This is an excerpt out of my own thoughts and life given to two fictional characters. This is a very personal story for me and the events described are quite real.
In the Collective: My Mind Apart
With my little pencil I occasionally jab at the corpse of a tree with perforated edges. The words are written sloppily, even carelessly:
Tonight I ponder the effects of gravity
On my body, heart, and soul.
It is a wonder that such things I can still see
With eyes burning like red coal.
I make simple stabs at profundity as I watch my beloved paint heart-shaped stars. The beautiful willow trees sway with winds like the pull-and-push of the ocean. We’re laying in the grass in the backyard with the afternoon sun setting on us. I feel over-whelmed like I always do.

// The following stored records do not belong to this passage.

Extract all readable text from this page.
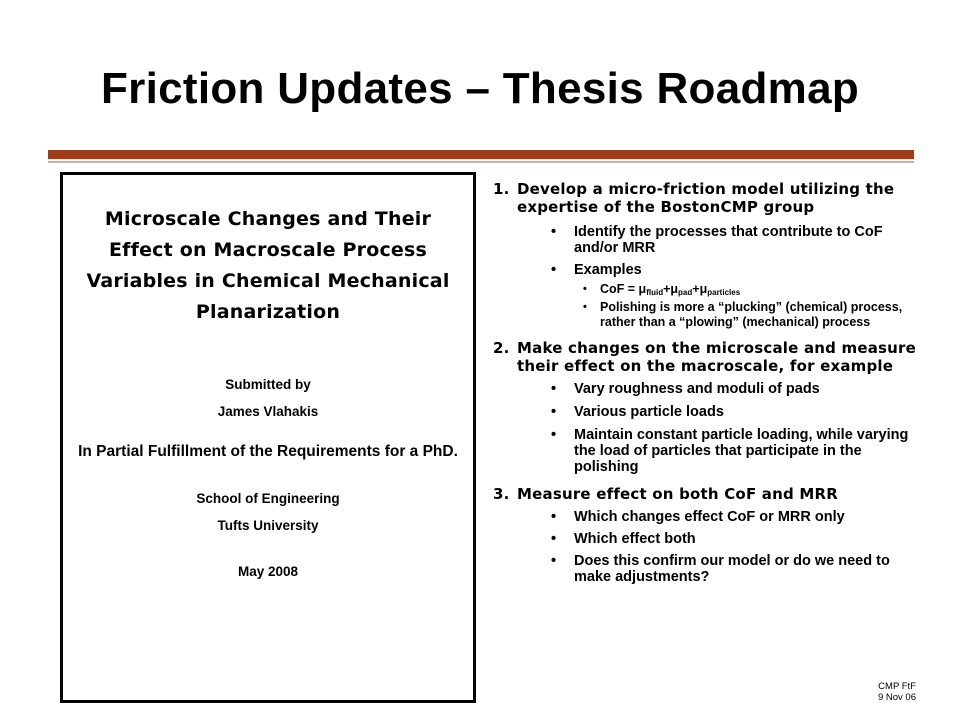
Friction Updates – Thesis Roadmap
Microscale Changes and Their Effect on Macroscale Process Variables in Chemical Mechanical Planarization
Submitted by
James Vlahakis
In Partial Fulfillment of the Requirements for a PhD.
School of Engineering
Tufts University
May 2008
1. Develop a micro-friction model utilizing the expertise of the BostonCMP group
• Identify the processes that contribute to CoF and/or MRR
• Examples
• CoF = $\mu_{fluid}+\mu_{pad}+\mu_{particles}$
• Polishing is more a “plucking” (chemical) process, rather than a “plowing” (mechanical) process
2. Make changes on the microscale and measure their effect on the macroscale, for example
• Vary roughness and moduli of pads
• Various particle loads
• Maintain constant particle loading, while varying the load of particles that participate in the polishing
3. Measure effect on both CoF and MRR
• Which changes effect CoF or MRR only
• Which effect both
• Does this confirm our model or do we need to make adjustments?
CMP FtF
9 Nov 06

I wonder aloud, “It cannot just be me right?”
Of course, thinking she has the wit of Cheshire Cat, she replies, “Of course it can silly. Everything can just be you if you try hard enough.”
The wind rustles her autumnal hair into such a picture it stills my heart, if only for a moment. Astounding at a minimum, as always. But I must reply in kind, “But that’s to say anyone’s paranoia about their singularity in the universe could be made real if they only feel strongly enough about it. That’s absolutely terrifying to me. I couldn’t stand to be so utterly right about being alone.”

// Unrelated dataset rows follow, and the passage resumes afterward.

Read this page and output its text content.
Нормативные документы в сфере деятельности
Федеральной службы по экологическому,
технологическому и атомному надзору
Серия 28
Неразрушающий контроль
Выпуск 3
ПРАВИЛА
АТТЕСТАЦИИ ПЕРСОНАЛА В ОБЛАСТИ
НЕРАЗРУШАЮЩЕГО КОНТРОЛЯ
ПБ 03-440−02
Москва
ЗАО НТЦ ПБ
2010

“But that’s just it isn’t it? A person can be alone. Inside your mind there’s a whole world left mostly unexplored; even when you are close to death you leave questions unanswered to yourself. You’re only not alone if you realize that you’re not, or that you do not have to be alone.”
I think for a moment. It’s not that she’s said anything I haven’t heard before, I just want to find an answer for once.

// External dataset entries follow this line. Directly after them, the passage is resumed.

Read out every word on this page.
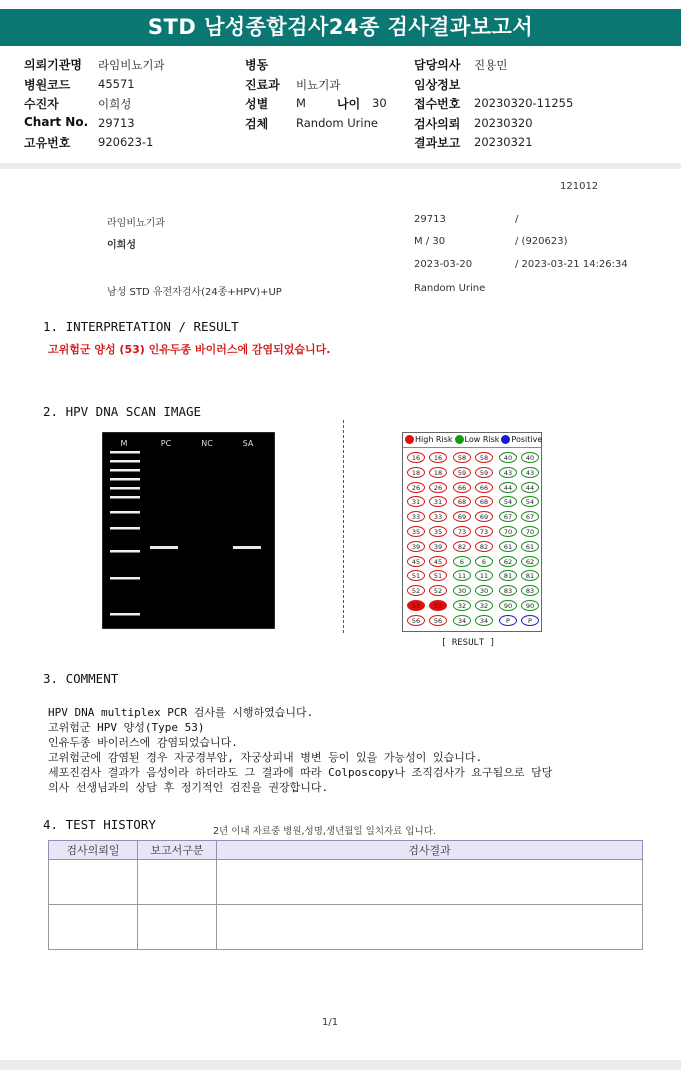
STD 남성종합검사24종 검사결과보고서
의뢰기관명 라임비뇨기과
병원코드 45571
수진자	이희성
Chart No. 29713
고유번호 920623-1
병동
진료과 비뇨기과
성별 M
검체 Random Urine
담당의사 진용민
임상정보
접수번호 20230320-11255
검사의뢰 20230320
결과보고 20230321
나이 30
121012
라임비뇨기과	29713	/
이희성	M / 30	/ (920623)
2023-03-20	/ 2023-03-21 14:26:34
남성 STD 유전자검사(24종+HPV)+UP	Random Urine
1. INTERPRETATION / RESULT
고위험군 양성 (53) 인유두종 바이러스에 감염되었습니다.
2. HPV DNA SCAN IMAGE
M	PC	NC	SA	High Risk Low Risk Positive
16	16	58	58	40	40
18	18	59	59	43	43
26	26	66	66	44	44
31	31	68	68	54	54
33	33	69	69	67	67
35	35	73	73	70	70
39	39	82	82	61	61
45	45	6	6	62	62
51	51	11	11	81	81
52	52	30	30	83	83
53	53	32	32	90	90
56	56	34	34	P	P
[ RESULT ]
3. COMMENT
HPV DNA multiplex PCR 검사를 시행하였습니다.
고위험군 HPV 양성(Type 53)
인유두종 바이러스에 감염되었습니다.
고위험군에 감염된 경우 자궁경부암, 자궁상피내 병변 등이 있을 가능성이 있습니다.
세포진검사 결과가 음성이라 하더라도 그 결과에 따라 Colposcopy나 조직검사가 요구됨으로 담당
의사 선생님과의 상담 후 정기적인 검진을 권장합니다.
4. TEST HISTORY	2년 이내 자료중 병원,성명,생년월일 일치자료 입니다.
검사의뢰일	보고서구분	검사결과

1/1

“So, in reality a person is not alone, no matter what they do? But really, anyone can be alone if that’s what they really think they are. And what if, just for example, I thought that no matter what anyone did, I would always be endlessly trapped in my own mind? What if it felt like a cage, restraining me, rather than helping me break free and find contentment in life?”
She looks at me kind of funny just then-I guess she knows what I am getting at- and says, “Do you feel that way, really?”
I drop my eyes for a moment, just to escape the guilt I feel at admitting my biggest pitfall. I feel evil. “Sometimes,” I mutter so much like a five-year-old caught doing something wrong.